Ce sera l'un des tests majeurs pour François Hollande et Manuel Valls. L'exécutif socialiste va-t-il enfin tenter de dégager des marges de manœuvre, dans les négociations avec Bruxelles et Berlin, sur la politique économique ? Le nouveau gouvernement devra très vite trancher : il a rendez-vous avec la commission le 15 avril pour présenter son programme de stabilité, avec 50 milliards d'euros d'économies annoncées.

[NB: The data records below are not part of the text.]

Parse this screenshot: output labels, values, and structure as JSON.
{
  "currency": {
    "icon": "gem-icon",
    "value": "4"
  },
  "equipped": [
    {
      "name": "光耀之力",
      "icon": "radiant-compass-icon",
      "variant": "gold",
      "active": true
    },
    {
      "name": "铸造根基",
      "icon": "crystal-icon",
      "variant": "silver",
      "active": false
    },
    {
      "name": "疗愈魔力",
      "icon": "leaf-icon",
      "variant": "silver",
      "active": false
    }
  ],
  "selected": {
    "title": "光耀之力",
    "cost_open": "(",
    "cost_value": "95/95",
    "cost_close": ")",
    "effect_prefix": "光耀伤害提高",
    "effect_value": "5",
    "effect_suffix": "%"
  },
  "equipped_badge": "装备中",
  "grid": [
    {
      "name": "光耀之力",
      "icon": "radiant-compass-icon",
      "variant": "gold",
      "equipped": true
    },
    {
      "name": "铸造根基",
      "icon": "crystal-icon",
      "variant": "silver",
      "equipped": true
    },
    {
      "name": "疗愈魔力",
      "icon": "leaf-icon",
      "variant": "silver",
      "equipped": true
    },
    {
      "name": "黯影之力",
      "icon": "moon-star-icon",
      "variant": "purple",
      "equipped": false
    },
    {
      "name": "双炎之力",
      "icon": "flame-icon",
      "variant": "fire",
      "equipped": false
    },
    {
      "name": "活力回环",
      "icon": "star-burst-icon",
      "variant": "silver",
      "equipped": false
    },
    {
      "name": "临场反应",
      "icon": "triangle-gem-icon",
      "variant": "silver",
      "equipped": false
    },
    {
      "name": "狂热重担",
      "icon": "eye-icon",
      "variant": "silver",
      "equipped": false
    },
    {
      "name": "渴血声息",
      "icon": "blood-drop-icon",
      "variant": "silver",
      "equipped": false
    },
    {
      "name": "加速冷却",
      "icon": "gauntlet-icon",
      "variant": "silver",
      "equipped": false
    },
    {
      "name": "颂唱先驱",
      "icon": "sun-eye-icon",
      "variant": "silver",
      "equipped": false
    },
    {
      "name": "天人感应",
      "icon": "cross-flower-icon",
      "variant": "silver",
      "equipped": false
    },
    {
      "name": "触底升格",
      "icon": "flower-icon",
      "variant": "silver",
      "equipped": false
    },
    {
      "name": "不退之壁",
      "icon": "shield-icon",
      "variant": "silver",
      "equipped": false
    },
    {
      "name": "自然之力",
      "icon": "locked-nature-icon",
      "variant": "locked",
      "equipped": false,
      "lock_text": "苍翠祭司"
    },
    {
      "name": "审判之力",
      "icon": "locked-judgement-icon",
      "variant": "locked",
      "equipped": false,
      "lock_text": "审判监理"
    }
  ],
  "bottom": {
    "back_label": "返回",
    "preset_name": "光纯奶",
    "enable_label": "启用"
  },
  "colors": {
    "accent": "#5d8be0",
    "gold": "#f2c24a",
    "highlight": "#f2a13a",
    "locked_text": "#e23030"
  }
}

Une partie de la majorité réclame depuis des mois une confrontation plus nette avec la commission. Elle l'a dit encore plus clairement après la débâcle du second tour des élections municipales. Sur un plateau de télévision dimanche soir, le socialiste Benoît Hamon demande de « discuter pour qu’il n’y ait pas qu’un seul arbitre, la commission européenne ». « Il faut rouvrir le jeu », a-t-il plaidé avant de citer l’exemple du chef du gouvernement italien Matteo Renzi. Avant les municipales, le ministre délégué à l’économie sociale et solidaire de Jean-Marc Ayrault l’expliquait déjà à ses proches : « Vu qu'on aura du mal à faire un deuxième temps du quinquennat sur la redistribution, il faut le faire dans la confrontation avec l'Union européenne. C'est comme ça qu'on peut retrouver des marges de manœuvre, notamment financière. »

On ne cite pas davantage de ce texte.